Autrement dit, l'information EST la communication. Le processus de communication.
Communication intrapersonnelle, car à l'intérieur du cerveau de chacun (et du reste de son corps, bien sûr), ça circule, ça communique - entre organes, cellules, neurones…
Communication sociale - on y est en plein, donc, avec le réseau.
(Et peut-être une communication disons cosmique - mais là aussi, ça dépasse mon propos.)

Plutôt qu'un contenant, l'esprit (individuel, social, cosmique) est un processus. (Le mot "esprit" m'embête beaucoup, d'ailleurs, parce qu'il semble désigner quelque chose, alors que justement, c'est un processus.)

Et le réseau, de même, est un processus.

Au niveau individuel, ce qui va compter, c'est justement notre insertion dans ce processus. C'est moins le contenu, reçu ou envoyé, les bits d'information, les messages, qu'une attitude, un comportement, un acte. Cette méta-idéologie du média, c'est "Je participe au réseau, je suis (potentiellement) en relation d'échange avec l'humanité entière". Ce qui est proprement ÉNORME! Cf ce que disait Marshall McLuhan dans The medium is the massage : le message principal de la télé, ce n'est pas le contenu anecdotique des informations, mais le fait que nous sommes tous, chacun chez soi, assis dans un canapé en train de regarder la télé : le medium est en lui-même le message, et ce message agit sur nous "par massage", c'est-à-dire en passant à coté de notre conscience claire, sélective, critique : par imprégnation quasi physique.
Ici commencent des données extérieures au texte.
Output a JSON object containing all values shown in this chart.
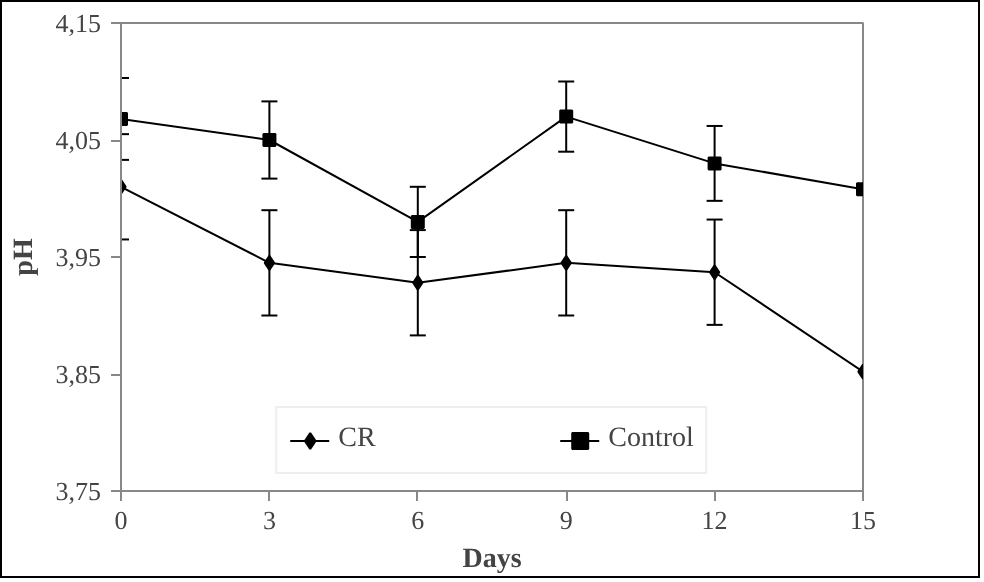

Si bien que quel que soit notre choix de programme, notre sélectivité, il reste un message majeur, un méta-programme : nous regardons la télévision.

Ce qui était valable pour la télé l'est pour le réseau.
Mais avec une différence notable : face à la télé, nous sommes au fond de notre fauteuil, passifs, en réception, passagers. Face à notre ordinateur relié, nous sommes mobilisés, physiquement et mentalement, actifs ; nous sommes au commandes, au volant. Autrement dit, la participation au réseau me semble une activité beaucoup plus positive que la prosternation devant "les restes du monde".